If the patient was having a reaction to the anesthetic used for surgery, her symptoms would have occurred acutely, that is during or just after surgery. In contrast to this patient’s behavioral symptoms which here had a sudden onset, the behavioral symptoms in Alzheimer’s disease and other dementias typically have a gradual, insidious onset and are rarely characterized by frank psychosis. Intoxication with or withdrawal from opioids, such as oxycodone, is unlikely to cause psychotic symptoms, such as the hallucinations and delusions that this patient is experiencing. Because (a) the wound seems to be healing, (b) her pain is improving (she requires less pain medication), and (c) there is a normal white blood count (WBC), an occult wound infection is unlikely.
Ethyl alcohol is a very small molecule consisting of just a couple of carbons, six tiny hydrogens, and one lonely oxygen. As such, it affects a number of neurotransmitter systems, including the serotonin, opioid, dopamine, and endocannabinoid systems. However, alcohol alters brain activity mainly through its effects on the glutamate (Glu) and gamma amino-butyric acid (GABA) systems. Glutamate is the principle excitatory system in the Central Nervous System (CNS) and GABA is the primary inhibitory one. It is often said that glutamate is the gas pedal and GABA is the brake of our brains. Alcohol inhibits glutamate and promotes GABA. By inhibiting an excitatory neurotransmitter system and at the same time promoting an inhibitory one, alcohol, synergistically, results in overall CNS depression.
In the chronic alcoholic, these ongoing effects on glutamate and GABA result in significant neuroadaptations as the brain attempts to restore its excitation-inhibition balance and achieve some kind of homeostasis.
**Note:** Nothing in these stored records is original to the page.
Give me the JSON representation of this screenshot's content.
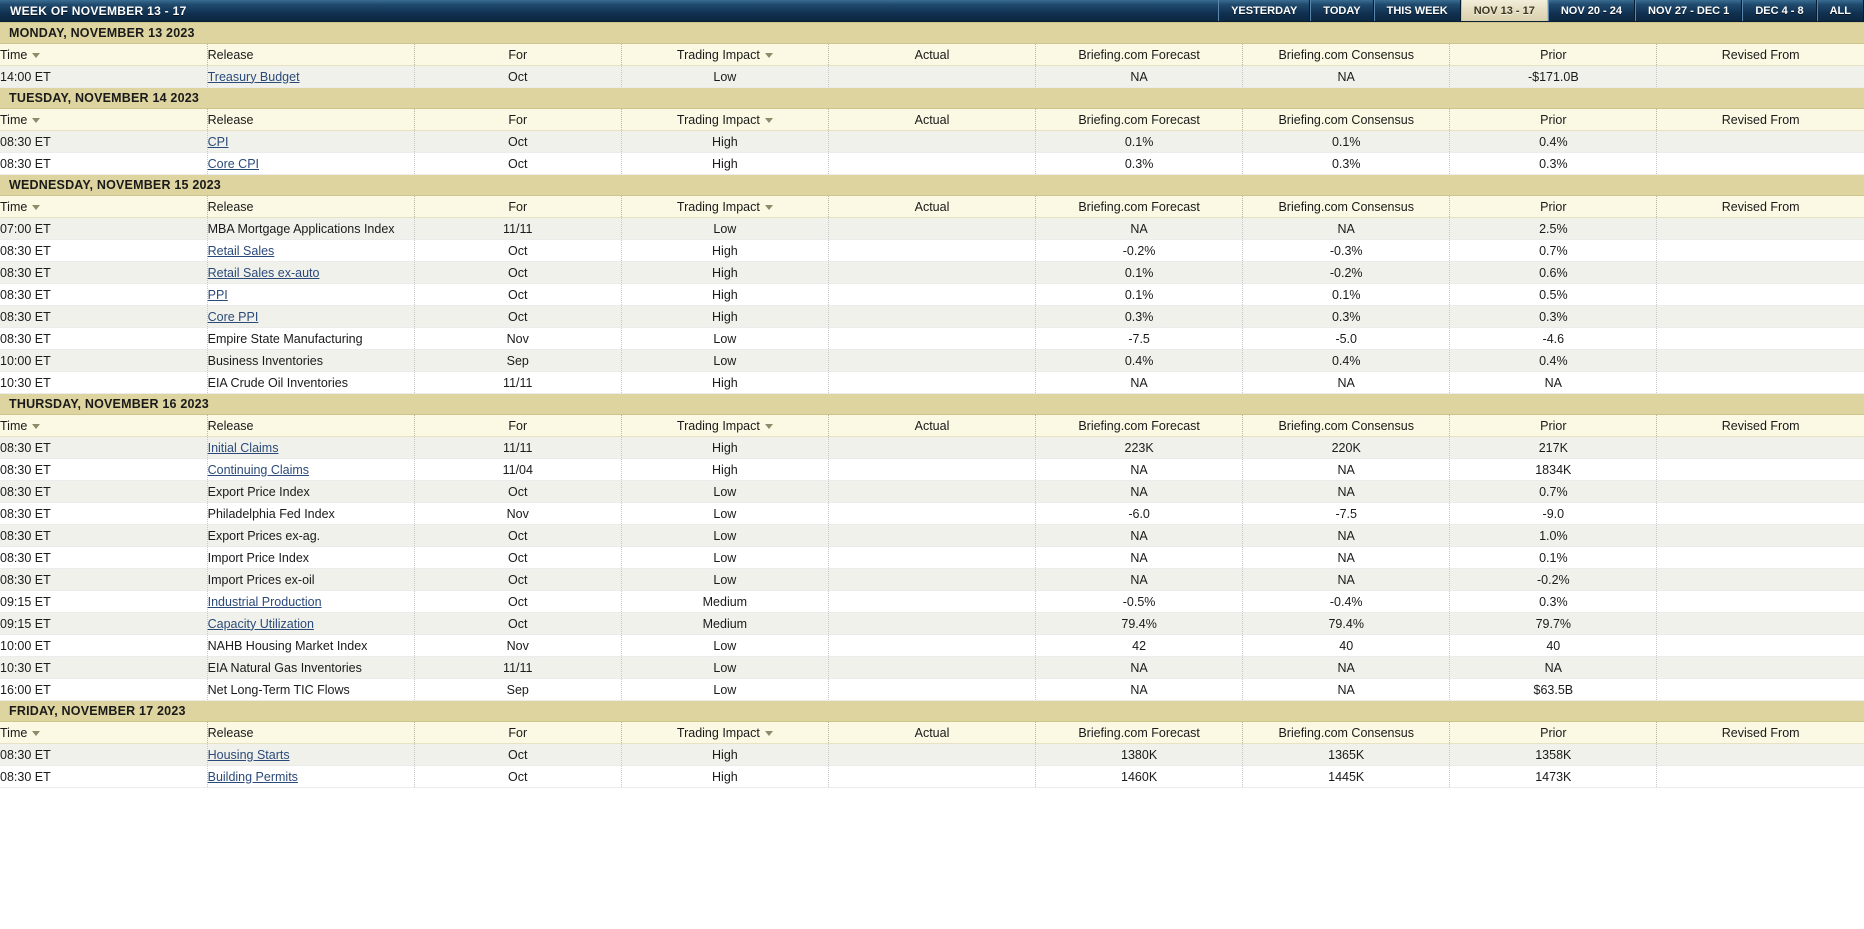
{
  "header": {
    "title": "WEEK OF NOVEMBER 13 - 17",
    "nav": [
      {
        "label": "YESTERDAY",
        "active": false
      },
      {
        "label": "TODAY",
        "active": false
      },
      {
        "label": "THIS WEEK",
        "active": false
      },
      {
        "label": "NOV 13 - 17",
        "active": true
      },
      {
        "label": "NOV 20 - 24",
        "active": false
      },
      {
        "label": "NOV 27 - DEC 1",
        "active": false
      },
      {
        "label": "DEC 4 - 8",
        "active": false
      },
      {
        "label": "ALL",
        "active": false
      }
    ]
  },
  "columns": {
    "time": "Time",
    "release": "Release",
    "for": "For",
    "impact": "Trading Impact",
    "actual": "Actual",
    "forecast": "Briefing.com Forecast",
    "consensus": "Briefing.com Consensus",
    "prior": "Prior",
    "revised": "Revised From"
  },
  "colors": {
    "header_bar": "#123052",
    "day_header": "#ddd49f",
    "column_header": "#fbf8e3",
    "alt_row": "#f1f1ec",
    "link": "#2b4a7a",
    "active_tab": "#e4ddc0"
  },
  "days": [
    {
      "label": "MONDAY, NOVEMBER 13 2023",
      "rows": [
        {
          "time": "14:00 ET",
          "release": "Treasury Budget",
          "link": true,
          "for": "Oct",
          "impact": "Low",
          "actual": "",
          "forecast": "NA",
          "consensus": "NA",
          "prior": "-$171.0B",
          "revised": ""
        }
      ]
    },
    {
      "label": "TUESDAY, NOVEMBER 14 2023",
      "rows": [
        {
          "time": "08:30 ET",
          "release": "CPI",
          "link": true,
          "for": "Oct",
          "impact": "High",
          "actual": "",
          "forecast": "0.1%",
          "consensus": "0.1%",
          "prior": "0.4%",
          "revised": ""
        },
        {
          "time": "08:30 ET",
          "release": "Core CPI",
          "link": true,
          "for": "Oct",
          "impact": "High",
          "actual": "",
          "forecast": "0.3%",
          "consensus": "0.3%",
          "prior": "0.3%",
          "revised": ""
        }
      ]
    },
    {
      "label": "WEDNESDAY, NOVEMBER 15 2023",
      "rows": [
        {
          "time": "07:00 ET",
          "release": "MBA Mortgage Applications Index",
          "link": false,
          "for": "11/11",
          "impact": "Low",
          "actual": "",
          "forecast": "NA",
          "consensus": "NA",
          "prior": "2.5%",
          "revised": ""
        },
        {
          "time": "08:30 ET",
          "release": "Retail Sales",
          "link": true,
          "for": "Oct",
          "impact": "High",
          "actual": "",
          "forecast": "-0.2%",
          "consensus": "-0.3%",
          "prior": "0.7%",
          "revised": ""
        },
        {
          "time": "08:30 ET",
          "release": "Retail Sales ex-auto",
          "link": true,
          "for": "Oct",
          "impact": "High",
          "actual": "",
          "forecast": "0.1%",
          "consensus": "-0.2%",
          "prior": "0.6%",
          "revised": ""
        },
        {
          "time": "08:30 ET",
          "release": "PPI",
          "link": true,
          "for": "Oct",
          "impact": "High",
          "actual": "",
          "forecast": "0.1%",
          "consensus": "0.1%",
          "prior": "0.5%",
          "revised": ""
        },
        {
          "time": "08:30 ET",
          "release": "Core PPI",
          "link": true,
          "for": "Oct",
          "impact": "High",
          "actual": "",
          "forecast": "0.3%",
          "consensus": "0.3%",
          "prior": "0.3%",
          "revised": ""
        },
        {
          "time": "08:30 ET",
          "release": "Empire State Manufacturing",
          "link": false,
          "for": "Nov",
          "impact": "Low",
          "actual": "",
          "forecast": "-7.5",
          "consensus": "-5.0",
          "prior": "-4.6",
          "revised": ""
        },
        {
          "time": "10:00 ET",
          "release": "Business Inventories",
          "link": false,
          "for": "Sep",
          "impact": "Low",
          "actual": "",
          "forecast": "0.4%",
          "consensus": "0.4%",
          "prior": "0.4%",
          "revised": ""
        },
        {
          "time": "10:30 ET",
          "release": "EIA Crude Oil Inventories",
          "link": false,
          "for": "11/11",
          "impact": "High",
          "actual": "",
          "forecast": "NA",
          "consensus": "NA",
          "prior": "NA",
          "revised": ""
        }
      ]
    },
    {
      "label": "THURSDAY, NOVEMBER 16 2023",
      "rows": [
        {
          "time": "08:30 ET",
          "release": "Initial Claims",
          "link": true,
          "for": "11/11",
          "impact": "High",
          "actual": "",
          "forecast": "223K",
          "consensus": "220K",
          "prior": "217K",
          "revised": ""
        },
        {
          "time": "08:30 ET",
          "release": "Continuing Claims",
          "link": true,
          "for": "11/04",
          "impact": "High",
          "actual": "",
          "forecast": "NA",
          "consensus": "NA",
          "prior": "1834K",
          "revised": ""
        },
        {
          "time": "08:30 ET",
          "release": "Export Price Index",
          "link": false,
          "for": "Oct",
          "impact": "Low",
          "actual": "",
          "forecast": "NA",
          "consensus": "NA",
          "prior": "0.7%",
          "revised": ""
        },
        {
          "time": "08:30 ET",
          "release": "Philadelphia Fed Index",
          "link": false,
          "for": "Nov",
          "impact": "Low",
          "actual": "",
          "forecast": "-6.0",
          "consensus": "-7.5",
          "prior": "-9.0",
          "revised": ""
        },
        {
          "time": "08:30 ET",
          "release": "Export Prices ex-ag.",
          "link": false,
          "for": "Oct",
          "impact": "Low",
          "actual": "",
          "forecast": "NA",
          "consensus": "NA",
          "prior": "1.0%",
          "revised": ""
        },
        {
          "time": "08:30 ET",
          "release": "Import Price Index",
          "link": false,
          "for": "Oct",
          "impact": "Low",
          "actual": "",
          "forecast": "NA",
          "consensus": "NA",
          "prior": "0.1%",
          "revised": ""
        },
        {
          "time": "08:30 ET",
          "release": "Import Prices ex-oil",
          "link": false,
          "for": "Oct",
          "impact": "Low",
          "actual": "",
          "forecast": "NA",
          "consensus": "NA",
          "prior": "-0.2%",
          "revised": ""
        },
        {
          "time": "09:15 ET",
          "release": "Industrial Production",
          "link": true,
          "for": "Oct",
          "impact": "Medium",
          "actual": "",
          "forecast": "-0.5%",
          "consensus": "-0.4%",
          "prior": "0.3%",
          "revised": ""
        },
        {
          "time": "09:15 ET",
          "release": "Capacity Utilization",
          "link": true,
          "for": "Oct",
          "impact": "Medium",
          "actual": "",
          "forecast": "79.4%",
          "consensus": "79.4%",
          "prior": "79.7%",
          "revised": ""
        },
        {
          "time": "10:00 ET",
          "release": "NAHB Housing Market Index",
          "link": false,
          "for": "Nov",
          "impact": "Low",
          "actual": "",
          "forecast": "42",
          "consensus": "40",
          "prior": "40",
          "revised": ""
        },
        {
          "time": "10:30 ET",
          "release": "EIA Natural Gas Inventories",
          "link": false,
          "for": "11/11",
          "impact": "Low",
          "actual": "",
          "forecast": "NA",
          "consensus": "NA",
          "prior": "NA",
          "revised": ""
        },
        {
          "time": "16:00 ET",
          "release": "Net Long-Term TIC Flows",
          "link": false,
          "for": "Sep",
          "impact": "Low",
          "actual": "",
          "forecast": "NA",
          "consensus": "NA",
          "prior": "$63.5B",
          "revised": ""
        }
      ]
    },
    {
      "label": "FRIDAY, NOVEMBER 17 2023",
      "rows": [
        {
          "time": "08:30 ET",
          "release": "Housing Starts",
          "link": true,
          "for": "Oct",
          "impact": "High",
          "actual": "",
          "forecast": "1380K",
          "consensus": "1365K",
          "prior": "1358K",
          "revised": ""
        },
        {
          "time": "08:30 ET",
          "release": "Building Permits",
          "link": true,
          "for": "Oct",
          "impact": "High",
          "actual": "",
          "forecast": "1460K",
          "consensus": "1445K",
          "prior": "1473K",
          "revised": ""
        }
      ]
    }
  ]
}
People who drink alcohol heavily for a long time end up with their glutamate system upregulated and their GABA system downregulated. These compensating mechanisms are relatively effective for someone who suffers from the illness of alcoholism until she or he decides (or is forced by circumstances, as in the case of our hospitalized patient) to stop drinking. Abrupt cessation of alcohol leaves the chronically upregulated excitatory (Glu) and downregulated inhibitory (GABA) systems unopposed, tipping the brain’s excitation-inhibition balance in the direction of excitation, and resulting in acute withdrawal symptomatology. The autonomic hyperactivity, tremors, seizures and psychosis observed in alcohol withdrawal result from the unmasking of the underlying neuroadaptations, which the brain has put in place to protect the chronic drinker from excessive CNS depression.
Ideally, this patient’s heavy prior alcohol use would have been identified on the first day of hospitalization. If at that time she had received a benzodiazepine such as oral chlordiazepoxide (Librium) 25 mg every 2 to 4 hours, the severe symptoms of withdrawal may had been attenuated. Because the severe symptoms of alcohol withdrawal have already appeared, higher doses of chlordiazepoxide (e.g., 25 to 50 mg every 2 to 4 hours) or lorazepam (Ativan) given intravenously are now needed. Thiamine, supportive treatment for the patient’s anxiety, and therapy to restore her fluid and nutritional status are also required.
Equally importantly, the patient needs counseling on how to address her chronic illness and where to follow up with treatment after leaving the hospital. For example, the physician may suggest psychotherapy, an inpatient or outpatient addiction treatment program, or medications such as naltrexone. All these interventions have been shown to be safe and effective treatment options that will help the patient take charge of her condition.